Le gouvernement entend encore inscrire dans la loi « la possibilité » d’émettre un « mandat d’arrêt » en cas de « condamnations à caractère raciste ou antisémite », de « contestation de crime contre l’humanité » ou « d’apologie de crime contre l’humanité ou de crime de guerre ». Ce pour permettre l’exécution des peines « lorsque les auteurs condamnés pensent y échapper en fuyant à l’étranger ».

Selon des données du ministère de la Justice, en 2021, « 7.721 affaires à caractère raciste, antisémite ou xénophobe ont fait l’objet d’une suite judiciaire ». Au total « 1.382 condamnations (ont été) prononcées pour des actes racistes, antisémites ou xénophobes ou commises avec cette circonstance aggravante ». Ce plan, qui fera l’objet d’un suivi semestriel, fait à la suite d’une vaste concertation. Sur le plan budgétaire, chaque ministère concerné a pris des engagements, mais l’enveloppe globale n’a pas été communiquée.

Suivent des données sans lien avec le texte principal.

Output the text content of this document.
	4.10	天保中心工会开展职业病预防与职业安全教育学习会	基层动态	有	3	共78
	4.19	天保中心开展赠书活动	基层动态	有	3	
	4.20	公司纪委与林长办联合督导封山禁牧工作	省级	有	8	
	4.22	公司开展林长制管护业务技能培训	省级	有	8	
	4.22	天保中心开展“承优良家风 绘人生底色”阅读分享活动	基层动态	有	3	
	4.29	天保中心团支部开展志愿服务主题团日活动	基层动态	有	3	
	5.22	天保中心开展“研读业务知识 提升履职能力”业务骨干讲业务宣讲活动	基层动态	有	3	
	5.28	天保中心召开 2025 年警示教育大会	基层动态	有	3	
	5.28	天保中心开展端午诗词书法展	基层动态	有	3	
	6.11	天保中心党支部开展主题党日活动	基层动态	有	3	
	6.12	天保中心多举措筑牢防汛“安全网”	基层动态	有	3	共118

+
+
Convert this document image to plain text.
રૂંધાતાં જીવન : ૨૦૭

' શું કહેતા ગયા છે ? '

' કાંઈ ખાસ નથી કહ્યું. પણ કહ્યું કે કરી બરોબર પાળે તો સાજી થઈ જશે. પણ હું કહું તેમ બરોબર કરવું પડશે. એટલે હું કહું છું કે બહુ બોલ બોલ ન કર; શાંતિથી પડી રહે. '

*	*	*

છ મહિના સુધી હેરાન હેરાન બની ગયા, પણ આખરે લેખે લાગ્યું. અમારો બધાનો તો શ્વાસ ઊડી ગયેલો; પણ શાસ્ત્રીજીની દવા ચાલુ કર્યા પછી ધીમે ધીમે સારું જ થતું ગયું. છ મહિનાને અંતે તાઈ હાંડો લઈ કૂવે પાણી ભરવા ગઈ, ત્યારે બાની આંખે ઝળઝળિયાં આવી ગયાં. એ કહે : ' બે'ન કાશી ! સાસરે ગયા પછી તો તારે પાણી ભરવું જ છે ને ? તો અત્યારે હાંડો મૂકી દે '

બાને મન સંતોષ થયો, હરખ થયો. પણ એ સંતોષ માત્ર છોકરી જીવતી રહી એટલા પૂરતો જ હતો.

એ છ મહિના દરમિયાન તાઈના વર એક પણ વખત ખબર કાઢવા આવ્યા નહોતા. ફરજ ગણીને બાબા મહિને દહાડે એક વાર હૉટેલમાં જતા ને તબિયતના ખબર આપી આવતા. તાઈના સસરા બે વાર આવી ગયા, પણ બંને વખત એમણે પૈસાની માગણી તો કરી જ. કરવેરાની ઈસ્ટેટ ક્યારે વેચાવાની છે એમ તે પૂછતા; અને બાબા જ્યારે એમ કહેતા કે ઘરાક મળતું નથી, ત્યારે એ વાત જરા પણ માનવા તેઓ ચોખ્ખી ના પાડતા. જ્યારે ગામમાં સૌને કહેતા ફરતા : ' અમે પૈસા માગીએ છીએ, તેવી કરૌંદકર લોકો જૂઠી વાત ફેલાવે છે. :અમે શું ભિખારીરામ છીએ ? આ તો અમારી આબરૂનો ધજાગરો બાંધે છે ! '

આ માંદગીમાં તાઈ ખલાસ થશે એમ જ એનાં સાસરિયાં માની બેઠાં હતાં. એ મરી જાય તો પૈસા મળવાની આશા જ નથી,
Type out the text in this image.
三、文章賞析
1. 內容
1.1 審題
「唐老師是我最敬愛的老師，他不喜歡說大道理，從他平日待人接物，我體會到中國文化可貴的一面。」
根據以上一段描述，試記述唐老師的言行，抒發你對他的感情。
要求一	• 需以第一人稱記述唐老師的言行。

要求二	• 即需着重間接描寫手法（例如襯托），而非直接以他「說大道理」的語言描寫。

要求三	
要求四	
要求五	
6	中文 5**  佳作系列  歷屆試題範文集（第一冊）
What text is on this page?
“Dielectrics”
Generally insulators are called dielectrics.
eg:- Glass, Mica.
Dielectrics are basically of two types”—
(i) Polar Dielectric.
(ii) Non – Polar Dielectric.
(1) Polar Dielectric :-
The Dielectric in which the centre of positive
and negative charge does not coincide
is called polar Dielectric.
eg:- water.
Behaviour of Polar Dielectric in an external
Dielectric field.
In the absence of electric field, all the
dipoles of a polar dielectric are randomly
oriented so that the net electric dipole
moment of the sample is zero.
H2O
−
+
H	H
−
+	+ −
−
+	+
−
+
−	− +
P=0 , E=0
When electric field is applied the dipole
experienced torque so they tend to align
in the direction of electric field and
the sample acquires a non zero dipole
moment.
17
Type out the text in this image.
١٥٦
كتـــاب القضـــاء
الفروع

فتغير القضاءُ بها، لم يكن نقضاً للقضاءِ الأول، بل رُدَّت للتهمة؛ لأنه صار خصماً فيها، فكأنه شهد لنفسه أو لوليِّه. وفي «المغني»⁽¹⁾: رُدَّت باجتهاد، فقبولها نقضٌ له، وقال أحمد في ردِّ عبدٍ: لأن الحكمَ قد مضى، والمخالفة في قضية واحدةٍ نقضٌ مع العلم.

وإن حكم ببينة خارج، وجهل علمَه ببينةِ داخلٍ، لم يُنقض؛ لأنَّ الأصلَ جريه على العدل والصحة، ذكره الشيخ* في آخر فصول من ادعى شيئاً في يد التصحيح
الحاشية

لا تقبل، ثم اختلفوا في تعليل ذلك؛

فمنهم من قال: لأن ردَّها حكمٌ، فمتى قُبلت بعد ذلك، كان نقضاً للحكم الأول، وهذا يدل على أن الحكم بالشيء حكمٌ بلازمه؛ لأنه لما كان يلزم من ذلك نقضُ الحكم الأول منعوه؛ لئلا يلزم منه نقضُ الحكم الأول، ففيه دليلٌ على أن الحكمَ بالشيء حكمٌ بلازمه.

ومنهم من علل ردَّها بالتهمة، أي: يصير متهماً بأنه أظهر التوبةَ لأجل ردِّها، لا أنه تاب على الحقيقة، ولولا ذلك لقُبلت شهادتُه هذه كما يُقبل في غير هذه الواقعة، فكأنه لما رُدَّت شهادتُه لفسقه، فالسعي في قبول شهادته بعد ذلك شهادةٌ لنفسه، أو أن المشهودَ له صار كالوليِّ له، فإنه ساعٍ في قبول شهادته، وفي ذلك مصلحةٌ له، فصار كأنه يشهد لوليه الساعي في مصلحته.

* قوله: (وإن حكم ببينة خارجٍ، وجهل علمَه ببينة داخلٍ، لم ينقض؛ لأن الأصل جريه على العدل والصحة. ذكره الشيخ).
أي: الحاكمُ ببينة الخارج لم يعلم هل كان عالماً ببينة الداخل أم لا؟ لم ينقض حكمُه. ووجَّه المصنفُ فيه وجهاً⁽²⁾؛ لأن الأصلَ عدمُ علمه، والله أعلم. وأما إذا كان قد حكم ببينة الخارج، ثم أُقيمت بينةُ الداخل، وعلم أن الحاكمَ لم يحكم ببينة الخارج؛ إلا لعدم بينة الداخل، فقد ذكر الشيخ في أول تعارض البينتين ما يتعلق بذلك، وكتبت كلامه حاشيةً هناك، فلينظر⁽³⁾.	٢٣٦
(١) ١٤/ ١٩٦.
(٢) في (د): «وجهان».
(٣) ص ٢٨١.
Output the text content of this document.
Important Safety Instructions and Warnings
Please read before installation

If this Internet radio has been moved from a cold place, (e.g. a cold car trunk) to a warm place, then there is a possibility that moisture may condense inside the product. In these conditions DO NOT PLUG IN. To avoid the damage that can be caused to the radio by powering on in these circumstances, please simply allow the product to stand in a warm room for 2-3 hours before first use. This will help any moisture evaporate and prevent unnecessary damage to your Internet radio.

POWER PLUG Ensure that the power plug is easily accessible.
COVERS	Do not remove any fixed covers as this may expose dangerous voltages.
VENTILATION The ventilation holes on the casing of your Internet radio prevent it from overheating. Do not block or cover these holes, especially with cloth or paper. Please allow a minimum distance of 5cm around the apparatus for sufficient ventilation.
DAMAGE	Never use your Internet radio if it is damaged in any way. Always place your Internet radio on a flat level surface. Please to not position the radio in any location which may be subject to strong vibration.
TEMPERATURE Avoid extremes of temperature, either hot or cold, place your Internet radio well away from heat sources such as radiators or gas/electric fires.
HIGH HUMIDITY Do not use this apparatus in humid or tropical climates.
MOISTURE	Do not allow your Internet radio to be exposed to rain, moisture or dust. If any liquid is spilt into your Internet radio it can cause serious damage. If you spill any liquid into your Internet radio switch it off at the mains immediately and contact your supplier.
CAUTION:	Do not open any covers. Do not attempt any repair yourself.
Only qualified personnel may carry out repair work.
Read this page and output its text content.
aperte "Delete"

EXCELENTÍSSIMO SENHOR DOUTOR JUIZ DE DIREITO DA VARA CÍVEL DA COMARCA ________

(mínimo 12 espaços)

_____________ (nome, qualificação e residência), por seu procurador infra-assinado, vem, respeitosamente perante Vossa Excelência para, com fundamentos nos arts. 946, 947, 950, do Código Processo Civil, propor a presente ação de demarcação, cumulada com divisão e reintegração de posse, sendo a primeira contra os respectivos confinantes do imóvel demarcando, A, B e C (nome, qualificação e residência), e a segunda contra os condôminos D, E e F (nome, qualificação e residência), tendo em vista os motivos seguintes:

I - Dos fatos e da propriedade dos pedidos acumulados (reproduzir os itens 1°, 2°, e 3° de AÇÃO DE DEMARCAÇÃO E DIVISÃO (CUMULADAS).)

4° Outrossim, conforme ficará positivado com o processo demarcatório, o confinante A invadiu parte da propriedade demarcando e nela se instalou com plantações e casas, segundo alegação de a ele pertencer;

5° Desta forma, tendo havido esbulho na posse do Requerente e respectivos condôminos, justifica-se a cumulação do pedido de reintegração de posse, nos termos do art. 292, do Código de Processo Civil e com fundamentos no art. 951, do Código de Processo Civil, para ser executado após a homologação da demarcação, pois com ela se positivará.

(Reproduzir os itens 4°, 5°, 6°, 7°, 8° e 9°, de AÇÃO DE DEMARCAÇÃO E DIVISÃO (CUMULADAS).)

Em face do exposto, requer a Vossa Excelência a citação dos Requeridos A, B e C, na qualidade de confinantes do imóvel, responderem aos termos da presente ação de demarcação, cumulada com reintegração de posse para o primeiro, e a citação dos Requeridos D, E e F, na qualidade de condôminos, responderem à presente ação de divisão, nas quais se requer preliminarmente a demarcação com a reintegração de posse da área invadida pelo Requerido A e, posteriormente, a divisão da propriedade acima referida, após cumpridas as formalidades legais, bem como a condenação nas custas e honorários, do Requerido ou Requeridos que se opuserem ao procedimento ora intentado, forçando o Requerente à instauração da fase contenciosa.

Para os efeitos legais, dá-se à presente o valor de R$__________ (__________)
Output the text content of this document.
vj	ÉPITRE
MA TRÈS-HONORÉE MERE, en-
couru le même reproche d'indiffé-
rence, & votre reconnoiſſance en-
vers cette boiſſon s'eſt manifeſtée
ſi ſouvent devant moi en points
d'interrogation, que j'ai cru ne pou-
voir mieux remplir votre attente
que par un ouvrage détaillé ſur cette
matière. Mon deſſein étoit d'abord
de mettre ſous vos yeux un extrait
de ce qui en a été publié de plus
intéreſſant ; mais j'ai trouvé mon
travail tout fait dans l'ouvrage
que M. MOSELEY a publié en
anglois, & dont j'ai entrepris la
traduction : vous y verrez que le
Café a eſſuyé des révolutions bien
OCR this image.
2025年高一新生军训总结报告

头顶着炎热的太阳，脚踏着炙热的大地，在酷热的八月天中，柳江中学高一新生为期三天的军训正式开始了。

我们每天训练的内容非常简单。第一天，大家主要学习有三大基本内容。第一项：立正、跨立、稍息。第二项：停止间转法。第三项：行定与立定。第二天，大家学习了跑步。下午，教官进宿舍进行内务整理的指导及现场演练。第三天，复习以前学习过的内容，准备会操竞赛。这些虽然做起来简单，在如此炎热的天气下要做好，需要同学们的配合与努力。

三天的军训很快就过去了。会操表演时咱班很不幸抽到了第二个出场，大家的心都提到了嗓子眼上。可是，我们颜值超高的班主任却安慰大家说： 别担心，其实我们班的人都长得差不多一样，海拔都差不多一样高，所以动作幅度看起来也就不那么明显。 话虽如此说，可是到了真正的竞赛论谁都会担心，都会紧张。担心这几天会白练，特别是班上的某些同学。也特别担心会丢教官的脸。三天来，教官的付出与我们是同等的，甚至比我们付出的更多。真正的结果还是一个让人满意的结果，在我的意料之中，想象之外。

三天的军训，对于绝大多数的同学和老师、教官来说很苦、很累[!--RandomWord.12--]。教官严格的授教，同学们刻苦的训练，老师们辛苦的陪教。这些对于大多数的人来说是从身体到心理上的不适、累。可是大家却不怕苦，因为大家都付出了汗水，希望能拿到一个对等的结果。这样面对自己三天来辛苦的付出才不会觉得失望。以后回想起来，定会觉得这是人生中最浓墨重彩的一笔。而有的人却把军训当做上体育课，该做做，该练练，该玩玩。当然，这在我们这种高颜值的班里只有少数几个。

La majorité des mesures n’impliquent pas de dispositions législatives, mais le cas échéant, elles seront inscrites « au fil des opportunités des textes », indique le gouvernement. En mars 2018, Édouard Philippe avait présenté un précédant plan, qui mettait notamment l’accent sur la lutte contre les contenus haineux en ligne. Il prévoyait déjà de renforcer la formation de « l’ensemble des personnels » de l’éducation.